The investigation was closed because the suspect is dead. 11 discs were destroyed.
Kurenniemi was a pioneer of electronic music and a developer of robot technology.
Artist Erkki Kurenniemen (1941–2017) material depicting children sexually has been found in the artistic remains.
The police seized 242 CDs from Kurenniemi’s ice storage in October. Material depicting children sexually was found in 11 of them, confirms the crime commissioner Ritva Elomaa.
Elomaa does not say more about the content of the material or its form. However, the crime title talks about the possession of an image depicting a child sexually.
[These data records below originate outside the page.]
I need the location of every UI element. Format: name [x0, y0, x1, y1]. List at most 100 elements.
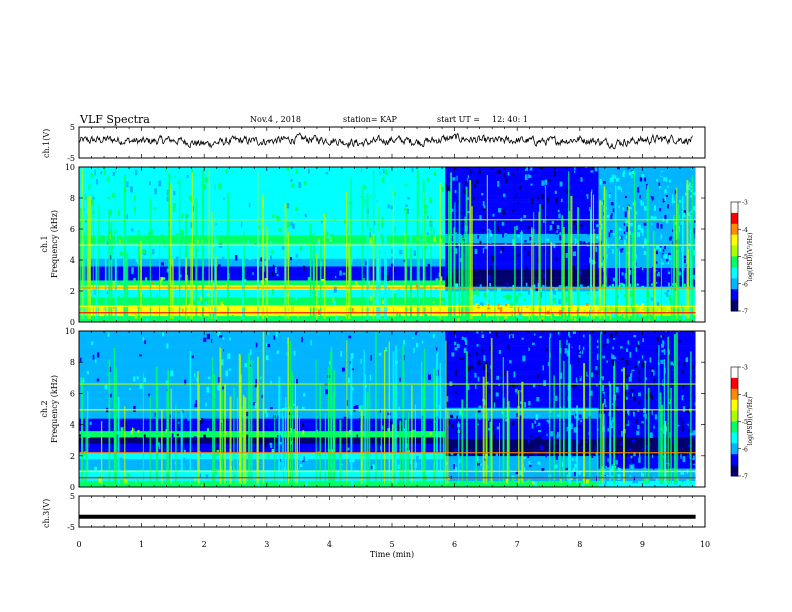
ch2-spectrogram-speckle	[632, 457, 634, 464]
ch1-spectrogram-sferic	[453, 227, 456, 319]
ch2-spectrogram-speckle	[191, 355, 194, 359]
ch1-spectrogram-sferic	[424, 198, 426, 319]
ch2-spectrogram-band	[445, 341, 599, 344]
ch2-spectrogram-speckle	[220, 419, 223, 423]
ch2-spectrogram-speckle	[692, 337, 695, 343]
ch1-spectrogram-speckle	[95, 184, 98, 191]
ch2-spectrogram-speckle	[273, 352, 275, 358]
ch1-spectrogram-speckle	[668, 233, 672, 237]
ch2-spectrogram-sferic	[115, 402, 117, 484]
ch1-spectrogram-speckle	[128, 302, 130, 305]
ch1-spectrogram-speckle	[487, 228, 491, 234]
ch2-spectrogram-speckle	[446, 393, 448, 396]
ch1-spectrogram-speckle	[118, 239, 121, 244]
ch2-spectrogram-sferic	[568, 343, 570, 484]
ch2-spectrogram-band	[598, 362, 696, 365]
ch1-spectrogram-speckle	[496, 170, 500, 174]
ch2-spectrogram-speckle	[469, 462, 472, 469]
ch2-spectrogram-speckle	[557, 399, 561, 405]
ch1-spectrogram-speckle	[539, 167, 542, 170]
ch1-spectrogram-speckle	[326, 232, 330, 239]
ch1-spectrogram-speckle	[240, 222, 243, 228]
ch1-spectrogram-speckle	[525, 269, 529, 275]
ch2-spectrogram-speckle	[264, 408, 267, 413]
ch2-spectrogram-sferic	[414, 404, 416, 484]
ch1-spectrogram-sferic	[108, 212, 110, 319]
ch2-spectrogram-speckle	[106, 380, 109, 384]
ch1-spectrogram-speckle	[451, 193, 453, 199]
ch1-spectrogram-speckle	[679, 167, 681, 172]
ch2-spectrogram-speckle	[602, 344, 605, 349]
ch2-spectrogram-band	[445, 370, 599, 372]
ch1-spectrogram-sferic	[545, 188, 547, 319]
ch1-spectrogram-speckle	[452, 177, 456, 181]
ch1-spectrogram-sferic	[570, 195, 573, 319]
ch1-colorbar-swatch	[731, 202, 738, 214]
ch2-spectrogram-speckle	[356, 434, 359, 438]
ch1-spectrogram-sferic	[465, 186, 468, 319]
ch2-spectrogram-speckle	[464, 471, 468, 478]
ch2-spectrogram-sferic	[485, 364, 487, 484]
ch1-spectrogram-speckle	[573, 281, 576, 287]
ch1-spectrogram-speckle	[291, 227, 293, 231]
ch1-spectrogram-speckle	[506, 282, 509, 288]
ch2-spectrogram-speckle	[195, 439, 198, 444]
ch1-spectrogram-speckle	[143, 245, 145, 249]
ch1-spectrogram-speckle	[543, 248, 546, 253]
ch2-spectrogram-speckle	[151, 410, 153, 417]
ch1-spectrogram-speckle	[199, 296, 203, 301]
ch1-waveform-ytick-label: 5	[70, 123, 75, 132]
ch2-spectrogram-speckle	[630, 393, 632, 398]
ch1-spectrogram-sferic	[376, 174, 379, 319]
ch2-spectrogram-speckle	[353, 406, 356, 412]
ch3-waveform-ylabel: ch.3(V)	[42, 499, 51, 528]
ch2-spectrogram-speckle	[275, 331, 278, 338]
ch2-spectrogram-speckle	[539, 336, 542, 339]
ch2-spectrogram-speckle	[649, 374, 652, 378]
ch2-spectrogram-speckle	[245, 434, 249, 440]
ch1-spectrogram-speckle	[692, 317, 695, 322]
ch2-spectrogram-speckle	[592, 422, 596, 426]
ch1-spectrogram-speckle	[516, 248, 519, 255]
ch1-spectrogram-speckle	[666, 278, 670, 284]
ch1-spectrogram-speckle	[577, 191, 579, 194]
ch2-spectrogram-speckle	[630, 433, 634, 437]
ch1-spectrogram-speckle	[637, 244, 640, 251]
ch2-spectrogram-speckle	[456, 453, 460, 458]
ch2-spectrogram-speckle	[615, 460, 618, 465]
ch1-spectrogram-speckle	[656, 178, 658, 182]
ch1-spectrogram-speckle	[380, 233, 383, 239]
ch1-spectrogram-speckle	[192, 297, 195, 301]
ch1-spectrogram-speckle	[424, 313, 428, 319]
ch2-spectrogram-speckle	[94, 359, 97, 363]
ch1-spectrogram-speckle	[690, 169, 694, 176]
ch2-spectrogram-speckle	[604, 446, 607, 453]
ch2-spectrogram-sferic	[262, 331, 265, 484]
ch2-spectrogram-speckle	[451, 352, 455, 357]
ch2-spectrogram-speckle	[98, 477, 102, 483]
ch2-spectrogram-speckle	[671, 424, 673, 428]
ch2-spectrogram-speckle	[220, 347, 224, 353]
ch2-spectrogram-speckle	[641, 453, 644, 460]
ch1-spectrogram-speckle	[407, 196, 411, 200]
ch2-spectrogram-speckle	[549, 385, 553, 391]
ch2-spectrogram-speckle	[429, 432, 433, 436]
ch1-spectrogram-sferic	[599, 200, 602, 319]
ch1-spectrogram-speckle	[412, 192, 415, 195]
ch1-spectrogram-speckle	[524, 251, 527, 258]
ch2-spectrogram-speckle	[688, 390, 692, 394]
ch1-spectrogram-speckle	[589, 257, 591, 264]
ch2-spectrogram-speckle	[627, 391, 630, 396]
ch1-spectrogram-speckle	[680, 221, 683, 225]
ch2-spectrogram-speckle	[361, 389, 364, 394]
ch2-spectrogram-sferic	[402, 344, 405, 484]
ch2-spectrogram-speckle	[634, 365, 637, 369]
ch2-spectrogram-band	[445, 485, 599, 487]
ch1-spectrogram-speckle	[248, 174, 250, 177]
ch1-spectrogram-speckle	[666, 306, 670, 310]
ch1-spectrogram-speckle	[573, 195, 577, 198]
ch1-spectrogram-speckle	[559, 235, 563, 241]
ch2-spectrogram-speckle	[541, 341, 545, 345]
ch1-spectrogram-speckle	[329, 276, 333, 281]
ch1-spectrogram-speckle	[563, 312, 567, 319]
“It’s just the footage from which we check whether it meets the criteria,” says Elomaa.
“If that [kohde] seems to be a minor and it is material that sexually portrays a child, then it meets the hallmarks of a crime, because possession of such material is a crime.”
Usually material depicting a child sexually means illegal image or video material that has been produced to satisfy the sexual needs of an adult.
In such material, the child is often either the target of sexual violence or the naked child is presented in a sexual way. It can also be a picture whose focus is on the child’s genital area.
Criminal District Commissioner Elomaa does not take a position on the situation or purpose in which the material was filmed.
Because there is no suspect alive, the investigation is closed. According to Elomaa, the police have destroyed all 11 discs containing material depicting children sexually.
“If even one image or file like this is detected on one disk, the entire disk has been destroyed,” says Elomaa.
HS reports previously from the police preliminary investigation related to Kurenniemi. Kurenniemi’s archive material was delivered from the National Gallery to the police in the first week of October.
“We have Erkki Kurenniemi’s archive material, and after going through it, we found content that we concluded should be investigated by the police”, General Director of the National Gallery Kimmo Läva previously told HS.
According to Levä, the archive consists of both archival material documenting Kurenniemi’s life and an archive compiled by the artist herself.
In the year Kurenniemi, who died in 2017, was a pioneer of electronic music, a developer of robot technology and an instrument builder of electronic synthesizers.
During his career, he built several electronic music instruments, such as DIMI synthesizers and studio equipment.
Kurenniemi was involved in the computer revolution in the 1970s. In the 1980s, he worked as a designer of control systems for industrial robots and later in design tasks at Tiedekeskus Heureka.
The artist died at the age of 76. He left behind A “filing cabinet” worth of diaries and videos spoken to c-cassettes.